Despite its failures, Trespasser is generally recognized as the first game to incorporate a full physics engine. Gabe Newell cited Trespasser as influential to Half-Life 2s physics, though its failure caused him and the rest of Valve to worry about the potential for negative comparisons between the two. In September 2019, Trespasser was spotlighted in the 172nd episode of the webseries Angry Video Game Nerd, with Seamus Blackley making a guest appearance to discuss the game's development.

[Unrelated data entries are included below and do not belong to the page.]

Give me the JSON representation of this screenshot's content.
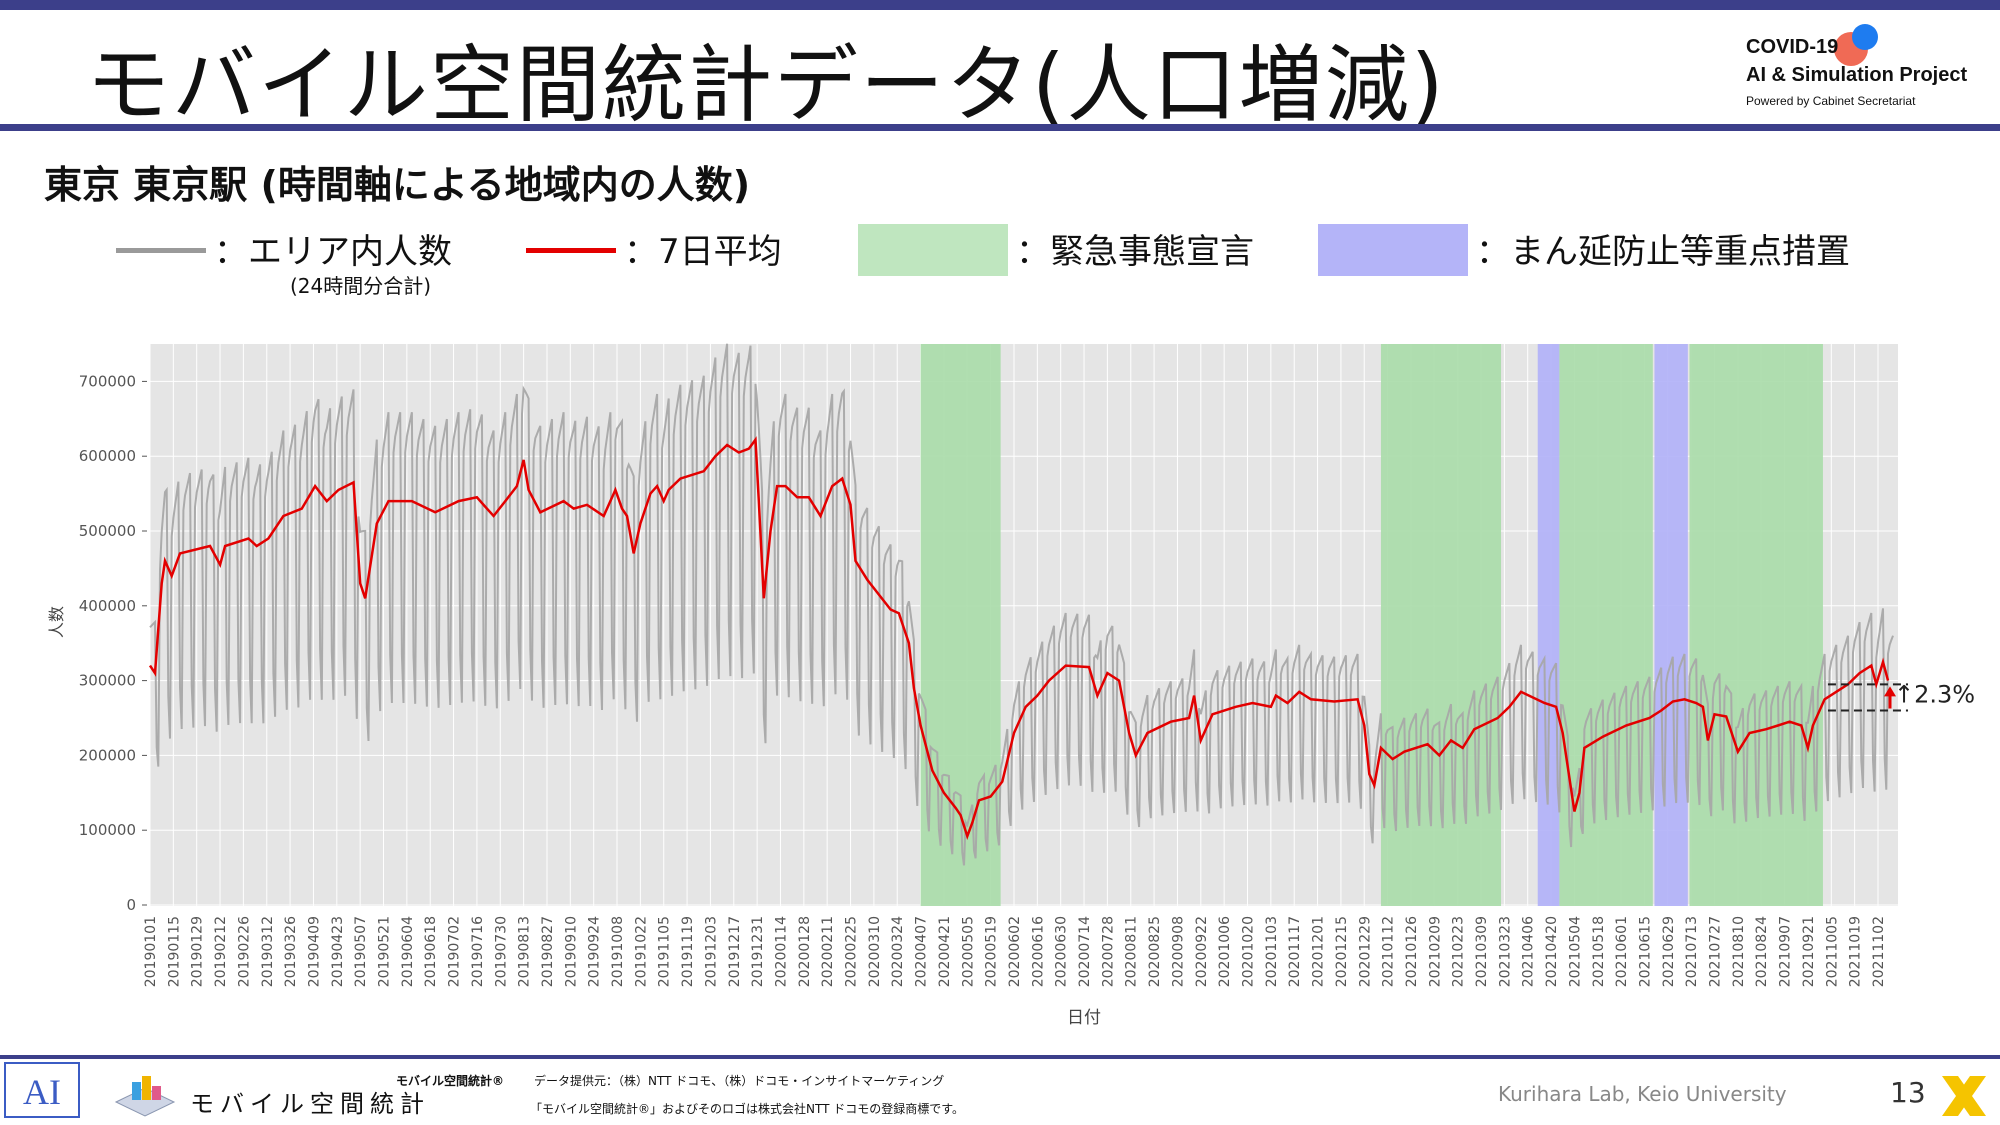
{
  "header": {
    "title": "モバイル空間統計データ(人口増減)",
    "logo_line1": "COVID-19",
    "logo_line2": "AI & Simulation Project",
    "logo_line3": "Powered by Cabinet Secretariat"
  },
  "subtitle": "東京 東京駅 (時間軸による地域内の人数)",
  "legend": {
    "area_label": "：エリア内人数",
    "area_sub": "(24時間分合計)",
    "avg_label": "：7日平均",
    "emergency_label": "：緊急事態宣言",
    "quasi_label": "：まん延防止等重点措置"
  },
  "colors": {
    "raw_line": "#a8a8a8",
    "avg_line": "#e30000",
    "emergency": "#a8dca8",
    "quasi": "#b0b0f8",
    "plot_bg": "#e5e5e5",
    "accent_bar": "#3c3f8a"
  },
  "chart_data": {
    "type": "line",
    "xlabel": "日付",
    "ylabel": "人数",
    "ylim": [
      0,
      750000
    ],
    "yticks": [
      0,
      100000,
      200000,
      300000,
      400000,
      500000,
      600000,
      700000
    ],
    "ytick_labels": [
      "0",
      "100000",
      "200000",
      "300000",
      "400000",
      "500000",
      "600000",
      "700000"
    ],
    "x_start": "2019-01-01",
    "x_end": "2021-11-14",
    "grid": true,
    "xtick_labels": [
      "20190101",
      "20190115",
      "20190129",
      "20190212",
      "20190226",
      "20190312",
      "20190326",
      "20190409",
      "20190423",
      "20190507",
      "20190521",
      "20190604",
      "20190618",
      "20190702",
      "20190716",
      "20190730",
      "20190813",
      "20190827",
      "20190910",
      "20190924",
      "20191008",
      "20191022",
      "20191105",
      "20191119",
      "20191203",
      "20191217",
      "20191231",
      "20200114",
      "20200128",
      "20200211",
      "20200225",
      "20200310",
      "20200324",
      "20200407",
      "20200421",
      "20200505",
      "20200519",
      "20200602",
      "20200616",
      "20200630",
      "20200714",
      "20200728",
      "20200811",
      "20200825",
      "20200908",
      "20200922",
      "20201006",
      "20201020",
      "20201103",
      "20201117",
      "20201201",
      "20201215",
      "20201229",
      "20210112",
      "20210126",
      "20210209",
      "20210223",
      "20210309",
      "20210323",
      "20210406",
      "20210420",
      "20210504",
      "20210518",
      "20210601",
      "20210615",
      "20210629",
      "20210713",
      "20210727",
      "20210810",
      "20210824",
      "20210907",
      "20210921",
      "20211005",
      "20211019",
      "20211102"
    ],
    "series": [],
    "avg_anchors": [
      [
        "2019-01-01",
        320000
      ],
      [
        "2019-01-04",
        310000
      ],
      [
        "2019-01-08",
        430000
      ],
      [
        "2019-01-10",
        460000
      ],
      [
        "2019-01-14",
        440000
      ],
      [
        "2019-01-19",
        470000
      ],
      [
        "2019-02-06",
        480000
      ],
      [
        "2019-02-12",
        455000
      ],
      [
        "2019-02-15",
        480000
      ],
      [
        "2019-03-01",
        490000
      ],
      [
        "2019-03-06",
        480000
      ],
      [
        "2019-03-13",
        490000
      ],
      [
        "2019-03-22",
        520000
      ],
      [
        "2019-04-02",
        530000
      ],
      [
        "2019-04-10",
        560000
      ],
      [
        "2019-04-17",
        540000
      ],
      [
        "2019-04-24",
        555000
      ],
      [
        "2019-05-03",
        565000
      ],
      [
        "2019-05-07",
        430000
      ],
      [
        "2019-05-10",
        410000
      ],
      [
        "2019-05-17",
        510000
      ],
      [
        "2019-05-24",
        540000
      ],
      [
        "2019-06-07",
        540000
      ],
      [
        "2019-06-21",
        525000
      ],
      [
        "2019-07-05",
        540000
      ],
      [
        "2019-07-16",
        545000
      ],
      [
        "2019-07-22",
        530000
      ],
      [
        "2019-07-26",
        520000
      ],
      [
        "2019-08-02",
        540000
      ],
      [
        "2019-08-09",
        560000
      ],
      [
        "2019-08-13",
        595000
      ],
      [
        "2019-08-16",
        555000
      ],
      [
        "2019-08-23",
        525000
      ],
      [
        "2019-09-06",
        540000
      ],
      [
        "2019-09-12",
        530000
      ],
      [
        "2019-09-20",
        535000
      ],
      [
        "2019-09-30",
        520000
      ],
      [
        "2019-10-07",
        555000
      ],
      [
        "2019-10-11",
        530000
      ],
      [
        "2019-10-14",
        520000
      ],
      [
        "2019-10-18",
        470000
      ],
      [
        "2019-10-22",
        510000
      ],
      [
        "2019-10-28",
        550000
      ],
      [
        "2019-11-01",
        560000
      ],
      [
        "2019-11-05",
        540000
      ],
      [
        "2019-11-08",
        555000
      ],
      [
        "2019-11-15",
        570000
      ],
      [
        "2019-11-29",
        580000
      ],
      [
        "2019-12-06",
        600000
      ],
      [
        "2019-12-13",
        615000
      ],
      [
        "2019-12-20",
        605000
      ],
      [
        "2019-12-26",
        610000
      ],
      [
        "2019-12-30",
        622000
      ],
      [
        "2020-01-01",
        540000
      ],
      [
        "2020-01-04",
        410000
      ],
      [
        "2020-01-08",
        500000
      ],
      [
        "2020-01-12",
        560000
      ],
      [
        "2020-01-17",
        560000
      ],
      [
        "2020-01-24",
        545000
      ],
      [
        "2020-01-31",
        545000
      ],
      [
        "2020-02-07",
        520000
      ],
      [
        "2020-02-14",
        560000
      ],
      [
        "2020-02-20",
        570000
      ],
      [
        "2020-02-25",
        535000
      ],
      [
        "2020-02-28",
        460000
      ],
      [
        "2020-03-06",
        435000
      ],
      [
        "2020-03-13",
        415000
      ],
      [
        "2020-03-20",
        395000
      ],
      [
        "2020-03-25",
        390000
      ],
      [
        "2020-03-31",
        350000
      ],
      [
        "2020-04-03",
        290000
      ],
      [
        "2020-04-07",
        240000
      ],
      [
        "2020-04-14",
        180000
      ],
      [
        "2020-04-21",
        150000
      ],
      [
        "2020-04-28",
        130000
      ],
      [
        "2020-05-01",
        120000
      ],
      [
        "2020-05-05",
        92000
      ],
      [
        "2020-05-08",
        110000
      ],
      [
        "2020-05-12",
        140000
      ],
      [
        "2020-05-19",
        145000
      ],
      [
        "2020-05-26",
        165000
      ],
      [
        "2020-06-02",
        230000
      ],
      [
        "2020-06-09",
        265000
      ],
      [
        "2020-06-16",
        280000
      ],
      [
        "2020-06-23",
        300000
      ],
      [
        "2020-07-03",
        320000
      ],
      [
        "2020-07-17",
        318000
      ],
      [
        "2020-07-22",
        280000
      ],
      [
        "2020-07-28",
        310000
      ],
      [
        "2020-08-04",
        300000
      ],
      [
        "2020-08-10",
        230000
      ],
      [
        "2020-08-14",
        200000
      ],
      [
        "2020-08-21",
        230000
      ],
      [
        "2020-09-04",
        245000
      ],
      [
        "2020-09-15",
        250000
      ],
      [
        "2020-09-18",
        280000
      ],
      [
        "2020-09-22",
        220000
      ],
      [
        "2020-09-29",
        255000
      ],
      [
        "2020-10-13",
        265000
      ],
      [
        "2020-10-23",
        270000
      ],
      [
        "2020-11-03",
        265000
      ],
      [
        "2020-11-06",
        280000
      ],
      [
        "2020-11-13",
        270000
      ],
      [
        "2020-11-20",
        285000
      ],
      [
        "2020-11-27",
        275000
      ],
      [
        "2020-12-11",
        272000
      ],
      [
        "2020-12-25",
        275000
      ],
      [
        "2020-12-29",
        240000
      ],
      [
        "2021-01-01",
        175000
      ],
      [
        "2021-01-04",
        160000
      ],
      [
        "2021-01-08",
        210000
      ],
      [
        "2021-01-15",
        195000
      ],
      [
        "2021-01-22",
        205000
      ],
      [
        "2021-02-05",
        215000
      ],
      [
        "2021-02-12",
        200000
      ],
      [
        "2021-02-19",
        220000
      ],
      [
        "2021-02-26",
        210000
      ],
      [
        "2021-03-05",
        235000
      ],
      [
        "2021-03-19",
        250000
      ],
      [
        "2021-03-26",
        265000
      ],
      [
        "2021-04-02",
        285000
      ],
      [
        "2021-04-16",
        270000
      ],
      [
        "2021-04-23",
        265000
      ],
      [
        "2021-04-27",
        230000
      ],
      [
        "2021-05-01",
        170000
      ],
      [
        "2021-05-04",
        125000
      ],
      [
        "2021-05-07",
        150000
      ],
      [
        "2021-05-10",
        210000
      ],
      [
        "2021-05-21",
        225000
      ],
      [
        "2021-06-04",
        240000
      ],
      [
        "2021-06-18",
        250000
      ],
      [
        "2021-06-25",
        260000
      ],
      [
        "2021-07-02",
        272000
      ],
      [
        "2021-07-09",
        275000
      ],
      [
        "2021-07-16",
        270000
      ],
      [
        "2021-07-20",
        265000
      ],
      [
        "2021-07-23",
        220000
      ],
      [
        "2021-07-27",
        255000
      ],
      [
        "2021-08-03",
        252000
      ],
      [
        "2021-08-10",
        205000
      ],
      [
        "2021-08-17",
        230000
      ],
      [
        "2021-08-27",
        235000
      ],
      [
        "2021-09-03",
        240000
      ],
      [
        "2021-09-10",
        245000
      ],
      [
        "2021-09-17",
        240000
      ],
      [
        "2021-09-21",
        210000
      ],
      [
        "2021-09-24",
        240000
      ],
      [
        "2021-10-01",
        275000
      ],
      [
        "2021-10-08",
        285000
      ],
      [
        "2021-10-15",
        295000
      ],
      [
        "2021-10-22",
        310000
      ],
      [
        "2021-10-29",
        320000
      ],
      [
        "2021-11-01",
        295000
      ],
      [
        "2021-11-05",
        325000
      ],
      [
        "2021-11-08",
        300000
      ]
    ],
    "raw_amplitude_ratio": 0.55,
    "spans": [
      {
        "kind": "emergency",
        "start": "2020-04-07",
        "end": "2020-05-25"
      },
      {
        "kind": "emergency",
        "start": "2021-01-08",
        "end": "2021-03-21"
      },
      {
        "kind": "quasi",
        "start": "2021-04-12",
        "end": "2021-04-25"
      },
      {
        "kind": "emergency",
        "start": "2021-04-25",
        "end": "2021-06-20"
      },
      {
        "kind": "quasi",
        "start": "2021-06-21",
        "end": "2021-07-11"
      },
      {
        "kind": "emergency",
        "start": "2021-07-12",
        "end": "2021-09-30"
      }
    ],
    "annotation": {
      "text": "↑2.3%",
      "upper": 295000,
      "lower": 260000,
      "x_from": "2021-10-03",
      "x_to": "2021-11-20"
    }
  },
  "footer": {
    "brand_text": "モバイル空間統計",
    "trademark_name": "モバイル空間統計®",
    "source": "データ提供元：（株）NTT ドコモ、（株）ドコモ・インサイトマーケティング",
    "notice": "「モバイル空間統計®」およびそのロゴは株式会社NTT ドコモの登録商標です。",
    "lab": "Kurihara Lab, Keio University",
    "page_number": "13"
  }
}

Around 2012, as Steven Spielberg was preparing to revive the Jurassic Park franchise, he contacted Blackley about making a new Trespasser game. Blackley developed a concept titled Jurassic World, in which the dinosaurs from Isla Sorna escaped and forced humans to reevaluate their place in the world. The game would focus on Billy Brennan, a character in the 2001 film Jurassic Park III. Having been hired to prevent further escapes, Brennan would travel to the island and eventually become allies with a pack of raptors. Due to a management change at Universal Pictures, the project was cancelled and Blackley turned the assets over to Frank Marshall, who produced the 2015 film Jurassic World.